Helene tasted a rushing sugared love as she sat in front of the box; there was bitterness too, just out of her tongue's reach. Queen Ester could have said Chess had killed millions; it wouldn't have made a difference. She just wanted to know where her daddy was from and whether he was surrounded by good people. Helene looked at the letter again. There was no
Dear,
no
Sincerely,
no signature. Mama, what is this? Helene thought. Her mother had set herself down in some chair and written herself a letter, in lovely handwriting as well, and to top it all off, put a stamp on it? Girl, you get your shit and go right now, she thought. Still on her haunches, Helene sat back from the box. “Well?” she questioned herself, sighing at her lack of conviction. She folded the letter and pulled out another.

James done come to see me, and out of nowhere he ask do I remember the first time I ever step out of my house. I look at him like he crazy cause he only seven years old, and what he know about remembering something? Well, I tell him, no I don't remember any such thing, and he tell me he remember the first time he step out of his house. He tell me it was about three years ago and he guess he was about four or five and he say he walk out with his little pants on and his little hat. Then he see some bushes over to the side with some cans under them and he guess that his mama was throwing cans out of the window when she done with them. Well, he walked out about fifty or a hundred yards and he think, Well, looka here, all this been outside all this time and I just getting to it? There he is standing outside, pulling on his hat and all of a sudden, he say, “Queenie, I see a big old airplane running through the sky, and I thinks to myself, Lord have mercy.”

It was her
f
's that almost made Helene cry. They bowed over like old women stirring a pot on the stove. She counted softly to herself and picked the seventeenth envelope, its color ivory, and noticed that the letter
M
's on this page looked like thrashing waves.

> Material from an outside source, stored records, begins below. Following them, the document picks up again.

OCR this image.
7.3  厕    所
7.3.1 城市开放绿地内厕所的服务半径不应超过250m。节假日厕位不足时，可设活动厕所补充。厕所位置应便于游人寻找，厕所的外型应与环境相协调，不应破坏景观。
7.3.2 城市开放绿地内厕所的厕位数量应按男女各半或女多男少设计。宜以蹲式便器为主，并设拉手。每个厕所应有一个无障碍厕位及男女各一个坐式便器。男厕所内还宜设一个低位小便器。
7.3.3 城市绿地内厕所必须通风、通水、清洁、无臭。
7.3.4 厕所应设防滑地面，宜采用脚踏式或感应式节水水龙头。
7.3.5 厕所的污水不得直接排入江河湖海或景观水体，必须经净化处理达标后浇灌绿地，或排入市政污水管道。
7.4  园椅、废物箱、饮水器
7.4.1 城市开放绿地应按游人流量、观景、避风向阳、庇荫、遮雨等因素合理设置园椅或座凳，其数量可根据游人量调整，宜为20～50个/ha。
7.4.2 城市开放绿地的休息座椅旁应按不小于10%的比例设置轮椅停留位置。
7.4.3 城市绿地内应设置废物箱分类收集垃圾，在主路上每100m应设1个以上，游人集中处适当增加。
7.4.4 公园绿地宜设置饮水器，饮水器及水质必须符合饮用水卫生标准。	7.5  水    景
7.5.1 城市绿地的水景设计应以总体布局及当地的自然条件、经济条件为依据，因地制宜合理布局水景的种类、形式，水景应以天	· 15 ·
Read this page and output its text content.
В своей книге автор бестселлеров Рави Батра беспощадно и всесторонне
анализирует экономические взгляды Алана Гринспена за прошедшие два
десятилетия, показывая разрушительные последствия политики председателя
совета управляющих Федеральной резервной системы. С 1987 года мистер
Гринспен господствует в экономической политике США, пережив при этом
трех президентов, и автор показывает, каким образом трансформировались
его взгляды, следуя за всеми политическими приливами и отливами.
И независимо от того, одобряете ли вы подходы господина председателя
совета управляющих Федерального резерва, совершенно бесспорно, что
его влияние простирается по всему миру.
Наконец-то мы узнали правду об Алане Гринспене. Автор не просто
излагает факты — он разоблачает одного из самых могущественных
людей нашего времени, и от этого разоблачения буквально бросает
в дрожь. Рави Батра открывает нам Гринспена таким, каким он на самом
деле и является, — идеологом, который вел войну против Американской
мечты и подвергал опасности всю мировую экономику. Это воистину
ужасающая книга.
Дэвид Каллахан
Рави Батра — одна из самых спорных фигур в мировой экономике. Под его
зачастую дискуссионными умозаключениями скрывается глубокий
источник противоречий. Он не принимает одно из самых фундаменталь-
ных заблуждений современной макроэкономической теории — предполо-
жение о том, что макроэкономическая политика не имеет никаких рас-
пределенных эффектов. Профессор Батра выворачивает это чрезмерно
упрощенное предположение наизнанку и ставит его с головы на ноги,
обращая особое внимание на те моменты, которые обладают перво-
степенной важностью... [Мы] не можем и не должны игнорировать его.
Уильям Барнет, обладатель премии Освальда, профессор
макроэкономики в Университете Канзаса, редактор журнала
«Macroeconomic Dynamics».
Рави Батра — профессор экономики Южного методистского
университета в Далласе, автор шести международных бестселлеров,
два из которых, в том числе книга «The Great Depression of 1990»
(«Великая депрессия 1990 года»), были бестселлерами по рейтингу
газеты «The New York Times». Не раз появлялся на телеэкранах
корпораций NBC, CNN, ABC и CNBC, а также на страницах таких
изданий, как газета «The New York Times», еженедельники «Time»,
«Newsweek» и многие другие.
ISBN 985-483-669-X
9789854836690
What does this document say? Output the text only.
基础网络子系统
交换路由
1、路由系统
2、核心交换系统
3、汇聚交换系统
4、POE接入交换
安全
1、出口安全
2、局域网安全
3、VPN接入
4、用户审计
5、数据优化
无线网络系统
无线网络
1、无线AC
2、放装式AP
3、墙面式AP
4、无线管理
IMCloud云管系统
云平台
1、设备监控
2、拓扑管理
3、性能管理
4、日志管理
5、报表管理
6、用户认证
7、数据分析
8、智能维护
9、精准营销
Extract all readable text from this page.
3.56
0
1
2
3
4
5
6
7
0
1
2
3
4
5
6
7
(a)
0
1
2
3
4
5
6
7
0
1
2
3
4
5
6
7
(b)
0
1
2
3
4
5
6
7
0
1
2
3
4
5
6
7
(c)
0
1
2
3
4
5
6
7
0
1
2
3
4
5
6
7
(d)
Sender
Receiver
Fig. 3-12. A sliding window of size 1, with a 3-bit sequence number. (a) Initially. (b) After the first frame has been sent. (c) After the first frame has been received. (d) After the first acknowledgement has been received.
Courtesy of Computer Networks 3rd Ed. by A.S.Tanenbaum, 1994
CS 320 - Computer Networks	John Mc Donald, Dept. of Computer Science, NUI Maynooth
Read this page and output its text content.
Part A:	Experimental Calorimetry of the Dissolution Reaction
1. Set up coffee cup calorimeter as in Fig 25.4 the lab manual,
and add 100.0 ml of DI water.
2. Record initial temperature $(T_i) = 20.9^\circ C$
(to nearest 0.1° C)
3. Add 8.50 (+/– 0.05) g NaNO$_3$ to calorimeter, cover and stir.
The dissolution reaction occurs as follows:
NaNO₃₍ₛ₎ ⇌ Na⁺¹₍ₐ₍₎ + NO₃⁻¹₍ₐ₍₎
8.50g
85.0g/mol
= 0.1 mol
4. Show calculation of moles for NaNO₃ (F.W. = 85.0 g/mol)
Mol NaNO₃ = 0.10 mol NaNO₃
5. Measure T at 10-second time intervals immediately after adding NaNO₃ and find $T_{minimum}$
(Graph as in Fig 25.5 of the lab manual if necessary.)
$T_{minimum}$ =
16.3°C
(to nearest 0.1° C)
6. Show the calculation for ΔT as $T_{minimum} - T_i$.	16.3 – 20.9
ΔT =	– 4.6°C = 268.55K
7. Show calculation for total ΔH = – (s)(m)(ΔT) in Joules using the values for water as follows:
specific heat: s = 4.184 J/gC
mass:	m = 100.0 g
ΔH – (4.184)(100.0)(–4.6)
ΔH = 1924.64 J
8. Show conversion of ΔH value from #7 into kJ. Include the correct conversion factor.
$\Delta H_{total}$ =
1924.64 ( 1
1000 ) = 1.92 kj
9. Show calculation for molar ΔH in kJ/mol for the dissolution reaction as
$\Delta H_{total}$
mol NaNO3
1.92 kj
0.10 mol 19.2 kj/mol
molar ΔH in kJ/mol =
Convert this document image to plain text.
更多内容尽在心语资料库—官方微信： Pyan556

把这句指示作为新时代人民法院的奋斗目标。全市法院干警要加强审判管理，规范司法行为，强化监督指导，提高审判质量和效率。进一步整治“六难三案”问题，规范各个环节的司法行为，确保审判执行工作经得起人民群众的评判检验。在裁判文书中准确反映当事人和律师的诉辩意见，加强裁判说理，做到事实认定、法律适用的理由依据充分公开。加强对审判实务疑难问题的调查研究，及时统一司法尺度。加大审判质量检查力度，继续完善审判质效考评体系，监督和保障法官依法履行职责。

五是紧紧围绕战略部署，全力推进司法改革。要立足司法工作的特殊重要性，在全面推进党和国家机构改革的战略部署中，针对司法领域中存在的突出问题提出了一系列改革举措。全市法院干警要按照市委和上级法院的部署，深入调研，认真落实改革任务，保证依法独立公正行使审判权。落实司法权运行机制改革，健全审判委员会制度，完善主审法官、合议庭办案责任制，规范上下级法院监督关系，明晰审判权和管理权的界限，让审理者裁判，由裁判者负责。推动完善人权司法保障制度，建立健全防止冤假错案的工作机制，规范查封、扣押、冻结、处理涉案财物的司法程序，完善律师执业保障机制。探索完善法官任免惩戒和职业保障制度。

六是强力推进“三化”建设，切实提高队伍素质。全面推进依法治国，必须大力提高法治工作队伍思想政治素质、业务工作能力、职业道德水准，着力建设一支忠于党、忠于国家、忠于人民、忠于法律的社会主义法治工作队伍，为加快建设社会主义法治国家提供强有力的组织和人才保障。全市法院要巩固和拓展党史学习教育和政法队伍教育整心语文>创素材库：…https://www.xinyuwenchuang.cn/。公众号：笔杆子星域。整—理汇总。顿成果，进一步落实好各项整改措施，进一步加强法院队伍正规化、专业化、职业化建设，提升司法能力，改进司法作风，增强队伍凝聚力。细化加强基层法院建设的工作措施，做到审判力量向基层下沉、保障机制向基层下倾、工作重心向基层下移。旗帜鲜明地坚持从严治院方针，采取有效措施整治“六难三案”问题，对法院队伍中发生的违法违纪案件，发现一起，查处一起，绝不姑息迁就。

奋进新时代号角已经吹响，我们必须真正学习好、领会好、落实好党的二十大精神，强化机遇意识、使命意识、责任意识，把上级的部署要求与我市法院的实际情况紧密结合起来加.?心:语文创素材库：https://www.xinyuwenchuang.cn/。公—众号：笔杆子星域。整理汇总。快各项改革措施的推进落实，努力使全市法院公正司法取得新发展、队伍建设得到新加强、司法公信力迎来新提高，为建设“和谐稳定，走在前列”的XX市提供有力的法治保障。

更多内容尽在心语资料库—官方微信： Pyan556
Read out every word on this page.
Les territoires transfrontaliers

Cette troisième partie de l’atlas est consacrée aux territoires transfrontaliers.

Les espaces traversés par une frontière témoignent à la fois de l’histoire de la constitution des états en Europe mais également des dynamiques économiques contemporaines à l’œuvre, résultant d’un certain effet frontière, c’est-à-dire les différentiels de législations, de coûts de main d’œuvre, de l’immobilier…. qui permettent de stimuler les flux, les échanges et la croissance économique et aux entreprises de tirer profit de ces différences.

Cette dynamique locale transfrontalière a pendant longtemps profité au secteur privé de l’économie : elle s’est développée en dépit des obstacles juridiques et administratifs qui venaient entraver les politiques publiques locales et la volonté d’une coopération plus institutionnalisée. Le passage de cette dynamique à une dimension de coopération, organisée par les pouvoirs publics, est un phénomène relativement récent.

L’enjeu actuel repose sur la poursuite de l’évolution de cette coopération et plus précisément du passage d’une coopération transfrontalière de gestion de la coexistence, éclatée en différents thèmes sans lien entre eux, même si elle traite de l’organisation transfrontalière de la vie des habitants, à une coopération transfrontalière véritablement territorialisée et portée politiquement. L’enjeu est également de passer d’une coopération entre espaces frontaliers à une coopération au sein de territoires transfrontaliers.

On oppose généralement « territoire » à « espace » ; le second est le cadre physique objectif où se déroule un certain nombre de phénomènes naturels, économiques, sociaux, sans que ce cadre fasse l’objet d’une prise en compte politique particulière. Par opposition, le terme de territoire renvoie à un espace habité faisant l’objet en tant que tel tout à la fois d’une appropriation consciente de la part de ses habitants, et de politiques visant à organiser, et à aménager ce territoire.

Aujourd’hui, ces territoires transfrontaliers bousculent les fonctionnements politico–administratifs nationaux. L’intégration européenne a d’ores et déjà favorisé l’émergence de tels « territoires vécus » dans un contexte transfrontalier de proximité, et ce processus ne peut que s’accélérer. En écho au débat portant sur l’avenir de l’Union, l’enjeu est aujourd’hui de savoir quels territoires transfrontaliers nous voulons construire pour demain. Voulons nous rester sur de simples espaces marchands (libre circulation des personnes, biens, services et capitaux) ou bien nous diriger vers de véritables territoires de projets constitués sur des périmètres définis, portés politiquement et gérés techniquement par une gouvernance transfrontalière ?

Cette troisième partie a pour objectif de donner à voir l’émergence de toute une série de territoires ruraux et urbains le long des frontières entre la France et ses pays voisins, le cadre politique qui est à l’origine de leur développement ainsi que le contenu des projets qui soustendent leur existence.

Monroe done kill Wilde, cause Wilde whooped him in dominoes. Ain't nobody thought about calling the police. This ain't happened recent—long time ago, in fact—but I just thought about it now. Monroe looked shame and paid for the funeral, though. I love you.

Helene read swiftly now, not understanding all the words, just noting that her mother's
i
's looked like praying hands. Putting the letter back into the box, she moved on to the next envelope and, in her rush, pulled out two letters instead of one. The first, in her left hand, was clearly addressed to her.

My Girl,

Arthur done burn the house down in the back and Chess out there tack, tack, tacking all night long. Mama tell him he can come stay with us, but he tell her she throwed him out before and plus he trying to be a man now. Mama say maybe he knocked down for good. Arthur didn't get beat, cause when Chess see his house and the fire he just start crying. I love you, child.

Your Mama

The second letter was addressed to Queen Ester and, except for a difference in handwriting, was the same as the first. That's how they all were, Helene realized: doubled. Mother and daughter, mother and daughter. Now she knew without picking up the rest of them that her mother had written in twos, first to Helene, and then a copy for herself and had mailed none of them. She did not ask herself why, because the answer—that Queen Ester was as crazy as a peach-orchard boar, as Annie b had always said—was not enough. Being as crazy as a wild pig just didn't cover it. Even a crazy pig wouldn't set itself down and write a letter over twice, the handwriting turning lovely the second time around.